Queues and stacks are typically implemented using arrays. Should a queue or stack that uses a linked list (which is how you make them lock-free, or one way to make them immutable) be called something else then?
Right, except for the fact that they always are made to behave that way, and if I were using a language with a "vector" type which performed like a linked list i would probably stop using that language altogether.
It has nothing to do with pointers, but memory access patterns can have a huge performance impact. Iterate over a large array, and do the same over a large linked list. The latter cannot make use of the CPU cache in any meaningful way, for example.

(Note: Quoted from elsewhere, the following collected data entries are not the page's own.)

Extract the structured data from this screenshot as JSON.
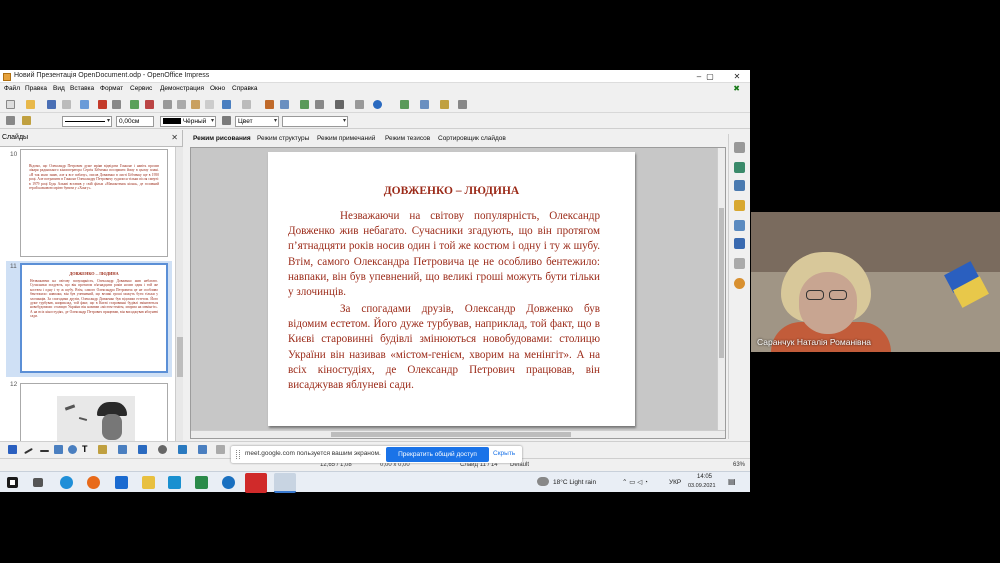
{
  "window": {
    "title": "Новий Презентація OpenDocument.odp - OpenOffice Impress",
    "btn_minimize": "–",
    "btn_maximize": "▢",
    "btn_close": "✕"
  },
  "menu": {
    "items": [
      "Файл",
      "Правка",
      "Вид",
      "Вставка",
      "Формат",
      "Сервис",
      "Демонстрация",
      "Окно",
      "Справка"
    ],
    "close": "✖"
  },
  "toolbar2": {
    "line_width": "0,00см",
    "color_label": "Чёрный",
    "area_style": "Цвет",
    "area_color": ""
  },
  "slides_panel": {
    "title": "Слайды",
    "close": "✕",
    "slide_numbers": [
      "10",
      "11",
      "12"
    ],
    "thumb10_text": "Відомо, що Олександр Петрович дуже мріяв відвідати Гонконг і навіть просив лікаря радянського кінооператора Сергія Бібченка посприяти йому в цьому плані. «Я так мало знаю, але я все побачу», писав Довженко в листі Бібченку ще в 1950 році. Але потрапити в Гонконг Олександру Петровичу судилося тільки після смерті: в 1979 році Будь Алкаві вставив у свій фільм «Мамонтенок кіона», де головний герой казковою мрією бувати у «Хонгу».",
    "thumb11_title": "ДОВЖЕНКО – ЛЮДИНА",
    "thumb11_text": "Незважаючи на світову популярність, Олександр Довженко жив небагато. Сучасники згадують, що він протягом п'ятнадцяти років носив один і той же костюм і одну і ту ж шубу. Втім, самого Олександра Петровича це не особливо бентежило: навпаки, він був упевнений, що великі гроші можуть бути тільки у злочинців. За спогадами друзів, Олександр Довженко був відомим естетом. Його дуже турбував, наприклад, той факт, що в Києві старовинні будівлі змінюються новобудовами: столицю України він називав «містом-генієм, хворим на менінгіт». А на всіх кіностудіях, де Олександр Петрович працював, він висаджував яблуневі сади."
  },
  "view_tabs": [
    "Режим рисования",
    "Режим структуры",
    "Режим примечаний",
    "Режим тезисов",
    "Сортировщик слайдов"
  ],
  "slide": {
    "title": "ДОВЖЕНКО – ЛЮДИНА",
    "paragraph1": "Незважаючи на світову популярність, Олександр Довженко жив небагато. Сучасники згадують, що він протягом п’ятнадцяти років носив один і той же костюм і одну і ту ж шубу. Втім, самого Олександра Петровича це не особливо бентежило: навпаки, він був упевнений, що великі гроші можуть бути тільки у злочинців.",
    "paragraph2": "За спогадами друзів, Олександр Довженко був відомим естетом. Його дуже турбував, наприклад, той факт, що в Києві старовинні будівлі змінюються новобудовами: столицю України він називав «містом-генієм, хворим на менінгіт». А на всіх кіностудіях, де Олександр Петрович працював, він висаджував яблуневі сади."
  },
  "statusbar": {
    "pos": "12,65 / 1,08",
    "size": "0,00 x 0,00",
    "slide": "Слайд 11 / 14",
    "layout": "Default",
    "zoom": "63%"
  },
  "share_banner": {
    "message": "meet.google.com пользуется вашим экраном.",
    "stop_label": "Прекратить общий доступ",
    "hide_label": "Скрыть"
  },
  "taskbar": {
    "weather": "18°C  Light rain",
    "lang": "УКР",
    "time": "14:05",
    "date": "03.09.2021"
  },
  "video": {
    "participant_name": "Саранчук Наталія Романівна"
  },
  "colors": {
    "slide_text": "#9b2a18",
    "accent_blue": "#1a73e8",
    "selection": "#5b8fd6"
  }
}
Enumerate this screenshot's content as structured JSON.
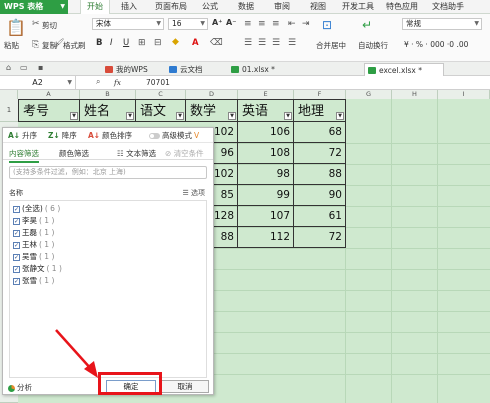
{
  "ribbon_tabs": {
    "app": "WPS 表格",
    "items": [
      "开始",
      "插入",
      "页面布局",
      "公式",
      "数据",
      "审阅",
      "视图",
      "开发工具",
      "特色应用",
      "文档助手"
    ],
    "active": "开始"
  },
  "ribbon": {
    "cut": "剪切",
    "paste": "粘贴",
    "copy": "复制",
    "format_painter": "格式刷",
    "font_name": "宋体",
    "font_size": "16",
    "merge_center": "合并居中",
    "wrap_text": "自动换行",
    "number_format": "常规",
    "number_buttons": "¥ · % · 000 ·0 .00"
  },
  "doc_tabs": [
    {
      "label": "我的WPS",
      "color": "#d84b3a"
    },
    {
      "label": "云文档",
      "color": "#2e7bd0"
    },
    {
      "label": "01.xlsx *",
      "color": "#2e9e44"
    },
    {
      "label": "excel.xlsx *",
      "color": "#2e9e44"
    }
  ],
  "formula_bar": {
    "cell_ref": "A2",
    "fx_icon": "fx",
    "value": "70701"
  },
  "grid": {
    "columns": [
      "A",
      "B",
      "C",
      "D",
      "E",
      "F",
      "G",
      "H",
      "I"
    ],
    "row_numbers": [
      "1"
    ],
    "headers": [
      "考号",
      "姓名",
      "语文",
      "数学",
      "英语",
      "地理"
    ],
    "rows": [
      {
        "math": "102",
        "english": "106",
        "geo": "68"
      },
      {
        "math": "96",
        "english": "108",
        "geo": "72"
      },
      {
        "math": "102",
        "english": "98",
        "geo": "88"
      },
      {
        "math": "85",
        "english": "99",
        "geo": "90"
      },
      {
        "math": "128",
        "english": "107",
        "geo": "61"
      },
      {
        "math": "88",
        "english": "112",
        "geo": "72"
      }
    ]
  },
  "filter_popup": {
    "sort_asc": "升序",
    "sort_desc": "降序",
    "sort_color": "颜色排序",
    "advanced_mode": "高级模式",
    "tab_content": "内容筛选",
    "tab_color": "颜色筛选",
    "text_filter": "文本筛选",
    "clear_condition": "清空条件",
    "search_placeholder": "(支持多条件过滤，例如：北京  上海)",
    "list_header": "名称",
    "options_label": "选项",
    "items": [
      {
        "label": "(全选)",
        "count": "( 6 )"
      },
      {
        "label": "李昊",
        "count": "( 1 )"
      },
      {
        "label": "王磊",
        "count": "( 1 )"
      },
      {
        "label": "王林",
        "count": "( 1 )"
      },
      {
        "label": "吴雪",
        "count": "( 1 )"
      },
      {
        "label": "张静文",
        "count": "( 1 )"
      },
      {
        "label": "张雪",
        "count": "( 1 )"
      }
    ],
    "analyze": "分析",
    "ok": "确定",
    "cancel": "取消"
  },
  "colors": {
    "brand_green": "#2e9e44",
    "sheet_fill": "#cfe9cf",
    "highlight_red": "#e8141a"
  }
}
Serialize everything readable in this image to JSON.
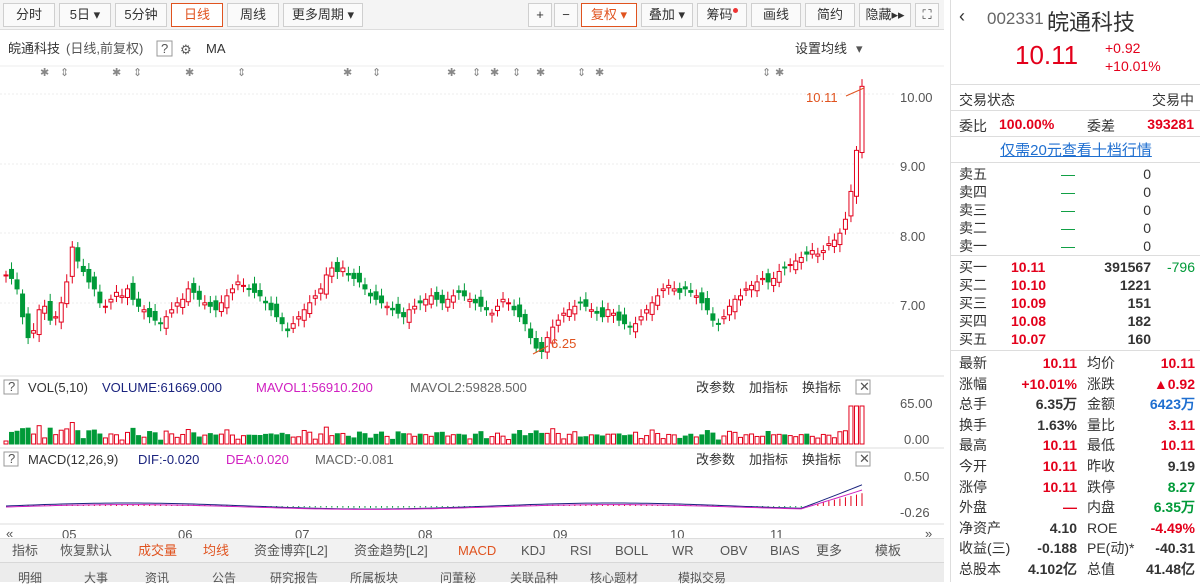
{
  "toolbar": {
    "left": [
      "分时",
      "5日",
      "5分钟",
      "日线",
      "周线",
      "更多周期"
    ],
    "right": [
      "+",
      "−",
      "复权",
      "叠加",
      "筹码",
      "画线",
      "简约",
      "隐藏"
    ]
  },
  "chart_header": {
    "name": "皖通科技",
    "mode": "(日线,前复权)",
    "ma": "MA",
    "ma_setting": "设置均线"
  },
  "price_axis": [
    "10.00",
    "9.00",
    "8.00",
    "7.00"
  ],
  "price_high_label": "10.11",
  "price_low_label": "6.25",
  "vol_header": {
    "title": "VOL(5,10)",
    "volume": "VOLUME:61669.000",
    "mavol1": "MAVOL1:56910.200",
    "mavol2": "MAVOL2:59828.500",
    "btns": [
      "改参数",
      "加指标",
      "换指标"
    ]
  },
  "vol_axis": [
    "65.00",
    "0.00"
  ],
  "macd_header": {
    "title": "MACD(12,26,9)",
    "dif": "DIF:-0.020",
    "dea": "DEA:0.020",
    "macd": "MACD:-0.081",
    "btns": [
      "改参数",
      "加指标",
      "换指标"
    ]
  },
  "macd_axis": [
    "0.50",
    "-0.26"
  ],
  "months": [
    "05",
    "06",
    "07",
    "08",
    "09",
    "10",
    "11"
  ],
  "bottom_tabs": [
    "指标",
    "恢复默认",
    "成交量",
    "均线",
    "资金博弈[L2]",
    "资金趋势[L2]",
    "MACD",
    "KDJ",
    "RSI",
    "BOLL",
    "WR",
    "OBV",
    "BIAS",
    "更多",
    "模板"
  ],
  "bottom_tabs2": [
    "明细",
    "大事",
    "资讯",
    "公告",
    "研究报告",
    "所属板块",
    "问董秘",
    "关联品种",
    "核心题材",
    "模拟交易"
  ],
  "quote": {
    "code": "002331",
    "name": "皖通科技",
    "price": "10.11",
    "change": "+0.92",
    "pct": "+10.01%",
    "status_label": "交易状态",
    "status": "交易中",
    "weibi_label": "委比",
    "weibi": "100.00%",
    "weicha_label": "委差",
    "weicha": "393281",
    "link": "仅需20元查看十档行情",
    "sells": [
      {
        "l": "卖五",
        "p": "—",
        "v": "0"
      },
      {
        "l": "卖四",
        "p": "—",
        "v": "0"
      },
      {
        "l": "卖三",
        "p": "—",
        "v": "0"
      },
      {
        "l": "卖二",
        "p": "—",
        "v": "0"
      },
      {
        "l": "卖一",
        "p": "—",
        "v": "0"
      }
    ],
    "buys": [
      {
        "l": "买一",
        "p": "10.11",
        "v": "391567",
        "d": "-796"
      },
      {
        "l": "买二",
        "p": "10.10",
        "v": "1221",
        "d": ""
      },
      {
        "l": "买三",
        "p": "10.09",
        "v": "151",
        "d": ""
      },
      {
        "l": "买四",
        "p": "10.08",
        "v": "182",
        "d": ""
      },
      {
        "l": "买五",
        "p": "10.07",
        "v": "160",
        "d": ""
      }
    ],
    "stats": [
      {
        "a": "最新",
        "av": "10.11",
        "ac": "red",
        "b": "均价",
        "bv": "10.11",
        "bc": "red"
      },
      {
        "a": "涨幅",
        "av": "+10.01%",
        "ac": "red",
        "b": "涨跌",
        "bv": "▲0.92",
        "bc": "red"
      },
      {
        "a": "总手",
        "av": "6.35万",
        "ac": "",
        "b": "金额",
        "bv": "6423万",
        "bc": "blue"
      },
      {
        "a": "换手",
        "av": "1.63%",
        "ac": "",
        "b": "量比",
        "bv": "3.11",
        "bc": "red"
      },
      {
        "a": "最高",
        "av": "10.11",
        "ac": "red",
        "b": "最低",
        "bv": "10.11",
        "bc": "red"
      },
      {
        "a": "今开",
        "av": "10.11",
        "ac": "red",
        "b": "昨收",
        "bv": "9.19",
        "bc": ""
      },
      {
        "a": "涨停",
        "av": "10.11",
        "ac": "red",
        "b": "跌停",
        "bv": "8.27",
        "bc": "green"
      },
      {
        "a": "外盘",
        "av": "—",
        "ac": "red",
        "b": "内盘",
        "bv": "6.35万",
        "bc": "green"
      },
      {
        "a": "净资产",
        "av": "4.10",
        "ac": "",
        "b": "ROE",
        "bv": "-4.49%",
        "bc": "red"
      },
      {
        "a": "收益(三)",
        "av": "-0.188",
        "ac": "",
        "b": "PE(动)*",
        "bv": "-40.31",
        "bc": ""
      },
      {
        "a": "总股本",
        "av": "4.102亿",
        "ac": "",
        "b": "总值",
        "bv": "41.48亿",
        "bc": ""
      }
    ]
  },
  "colors": {
    "up": "#e3001b",
    "down": "#009a38",
    "accent": "#e0531f"
  },
  "chart_data": {
    "type": "candlestick",
    "ylim": [
      6.0,
      10.5
    ],
    "closes": [
      7.4,
      7.35,
      7.2,
      6.8,
      6.5,
      6.6,
      6.9,
      6.95,
      6.75,
      6.8,
      7.0,
      7.3,
      7.8,
      7.6,
      7.45,
      7.3,
      7.2,
      7.0,
      6.95,
      7.05,
      7.15,
      7.1,
      7.2,
      7.05,
      6.95,
      6.9,
      6.8,
      6.75,
      6.7,
      6.8,
      6.9,
      7.0,
      7.05,
      7.2,
      7.15,
      7.05,
      7.0,
      6.95,
      6.9,
      7.0,
      7.1,
      7.2,
      7.3,
      7.25,
      7.2,
      7.15,
      7.1,
      7.0,
      6.9,
      6.8,
      6.7,
      6.6,
      6.7,
      6.8,
      6.9,
      7.0,
      7.1,
      7.2,
      7.4,
      7.5,
      7.45,
      7.5,
      7.4,
      7.35,
      7.3,
      7.2,
      7.1,
      7.05,
      7.0,
      6.95,
      6.9,
      6.85,
      6.8,
      6.9,
      6.95,
      7.0,
      7.05,
      7.1,
      7.05,
      7.0,
      7.05,
      7.1,
      7.15,
      7.1,
      7.05,
      7.0,
      6.95,
      6.9,
      6.85,
      6.95,
      7.05,
      7.0,
      6.9,
      6.8,
      6.7,
      6.5,
      6.35,
      6.3,
      6.5,
      6.65,
      6.75,
      6.85,
      6.9,
      6.95,
      7.0,
      6.95,
      6.9,
      6.85,
      6.8,
      6.9,
      6.85,
      6.75,
      6.7,
      6.65,
      6.7,
      6.8,
      6.9,
      7.0,
      7.1,
      7.2,
      7.25,
      7.2,
      7.15,
      7.2,
      7.15,
      7.1,
      7.0,
      6.9,
      6.75,
      6.7,
      6.8,
      6.95,
      7.05,
      7.1,
      7.2,
      7.25,
      7.3,
      7.35,
      7.3,
      7.35,
      7.45,
      7.5,
      7.55,
      7.6,
      7.65,
      7.7,
      7.75,
      7.7,
      7.75,
      7.85,
      7.9,
      8.0,
      8.2,
      8.6,
      9.19,
      10.11
    ]
  }
}
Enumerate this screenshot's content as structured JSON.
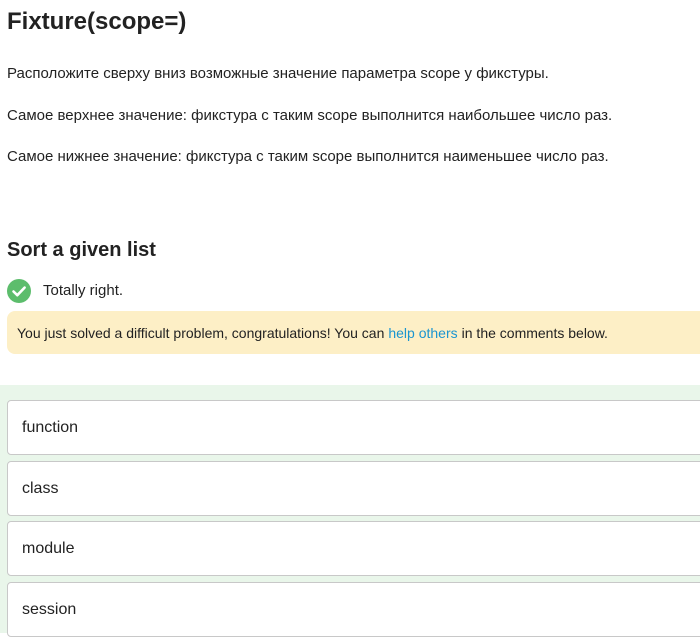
{
  "header": {
    "title": "Fixture(scope=)"
  },
  "description": {
    "paragraphs": [
      "Расположите сверху вниз возможные значение параметра scope у фикстуры.",
      "Самое верхнее значение: фикстура с таким scope выполнится наибольшее число раз.",
      "Самое нижнее значение: фикстура с таким scope выполнится наименьшее число раз."
    ]
  },
  "task": {
    "title": "Sort a given list",
    "result_text": "Totally right.",
    "result_icon": "checkmark-circle-icon",
    "success_color": "#5cbd6c"
  },
  "notice": {
    "text_before": "You just solved a difficult problem, congratulations! You can",
    "link_text": "help others",
    "text_after": "in the comments below.",
    "background": "#fdefc6",
    "link_color": "#1a95d0"
  },
  "options": {
    "items": [
      "function",
      "class",
      "module",
      "session"
    ],
    "area_color": "#e9f6ea"
  }
}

I agree, memory access patterns can have a huge performacne impact. The cache is importent but its not as simple as you think.
Im not gone explain to you why it work, but see paper [1].
Its not about the clojure vector, but basiclly the same and he explains performance and he it is quite fast for lookup. Adding is also quite fast, both for immutable and the mutable case.
And the linked list can share storage between different lists which the straight array cannot. There are always benefits and drawbacks with different structures. "list" doesn't say what data structure is used, it only describes the semantics (an ordered collection of items). It's the same with a vector.
much of the point of immutable data structures is to re-use the storage of items. A mutable vector is usually just a continuous array for that reason (can't re-use so just as well to optimize for compactness and access). But an immutable vector isn't as natural to store in an array.
The opinion that vector must equal array is presumably because people have used mutable vectors in e.g Java or C++ and assumed the underlying data structure is the same in other contexts.
A mutable List is very natural to implement array based, but an immutable List is usually not. It's the same thing.